Un hors-la-loi honnête

« Parfait bande de petits cons, maintenant que vous êtes là, et probablement par chance vu vos gueules d'abrutis, il va falloir vous bouger le cul comme vous ne l'avez jamais fait de votre existence ! La première plainte que j'entends, vous repartez vous cacher dans les jupes de vos mères que vous n'auriez pas dû quitter, je me suis bien fait comprendre ?»

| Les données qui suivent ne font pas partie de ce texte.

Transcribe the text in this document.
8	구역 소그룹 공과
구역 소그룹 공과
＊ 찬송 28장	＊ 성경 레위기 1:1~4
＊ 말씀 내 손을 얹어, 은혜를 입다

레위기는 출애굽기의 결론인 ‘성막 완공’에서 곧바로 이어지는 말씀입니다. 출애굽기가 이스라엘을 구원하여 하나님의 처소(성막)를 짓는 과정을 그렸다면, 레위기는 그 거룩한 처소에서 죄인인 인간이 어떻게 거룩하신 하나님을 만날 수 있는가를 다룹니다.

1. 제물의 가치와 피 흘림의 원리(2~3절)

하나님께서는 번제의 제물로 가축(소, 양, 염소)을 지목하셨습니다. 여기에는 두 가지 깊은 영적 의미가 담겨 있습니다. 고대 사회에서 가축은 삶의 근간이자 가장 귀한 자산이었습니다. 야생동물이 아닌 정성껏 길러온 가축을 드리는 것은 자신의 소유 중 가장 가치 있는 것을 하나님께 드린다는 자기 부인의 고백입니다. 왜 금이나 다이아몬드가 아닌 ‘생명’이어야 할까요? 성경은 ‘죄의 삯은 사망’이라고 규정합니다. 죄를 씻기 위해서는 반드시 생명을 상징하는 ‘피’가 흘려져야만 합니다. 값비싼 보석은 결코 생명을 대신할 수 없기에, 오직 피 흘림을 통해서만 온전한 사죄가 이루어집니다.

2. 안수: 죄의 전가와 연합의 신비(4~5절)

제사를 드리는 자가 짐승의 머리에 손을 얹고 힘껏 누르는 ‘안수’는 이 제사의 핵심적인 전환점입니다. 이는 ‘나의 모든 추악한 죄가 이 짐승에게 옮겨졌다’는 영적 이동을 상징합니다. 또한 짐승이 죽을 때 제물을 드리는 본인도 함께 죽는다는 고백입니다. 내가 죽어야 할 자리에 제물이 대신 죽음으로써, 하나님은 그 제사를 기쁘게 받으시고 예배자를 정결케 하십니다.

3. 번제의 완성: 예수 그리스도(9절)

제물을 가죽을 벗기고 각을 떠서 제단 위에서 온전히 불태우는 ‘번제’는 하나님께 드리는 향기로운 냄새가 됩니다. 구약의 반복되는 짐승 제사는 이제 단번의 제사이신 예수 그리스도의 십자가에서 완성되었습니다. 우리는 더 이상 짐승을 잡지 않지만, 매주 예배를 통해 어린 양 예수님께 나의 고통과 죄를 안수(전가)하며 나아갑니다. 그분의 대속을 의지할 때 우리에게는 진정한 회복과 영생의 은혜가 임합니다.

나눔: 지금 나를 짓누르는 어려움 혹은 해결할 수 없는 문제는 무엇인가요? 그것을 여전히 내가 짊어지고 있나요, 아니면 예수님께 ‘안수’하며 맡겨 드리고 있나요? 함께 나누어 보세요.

Le soleil tapait fort sur la base de North Blue. Une forte odeur de transpiration émanait de la cours fermée, l'air était lourd et les uniformes nouvellement acquis des soldats déjà trempés. Tous attendaient plus ou moins patiemment que le supérieur finisse son discours et les accueille officiellement à la Marine ; qu'il prononce enfin ces mots qu'ils désespéraient d'entendre après ces mois de formation et de dur labeur. Le regard froid et dur du quarantenaire valsait d'un individu à l'autre tandis qu'il continuait ses outrages, comme s'il cherchait à détecter la moindre erreur, la moindre petite faiblesse visible chez ces nouveaux venus encore bien trop fragiles à ses yeux. Ceux-ci se posèrent finalement sur un gamin de première ligne.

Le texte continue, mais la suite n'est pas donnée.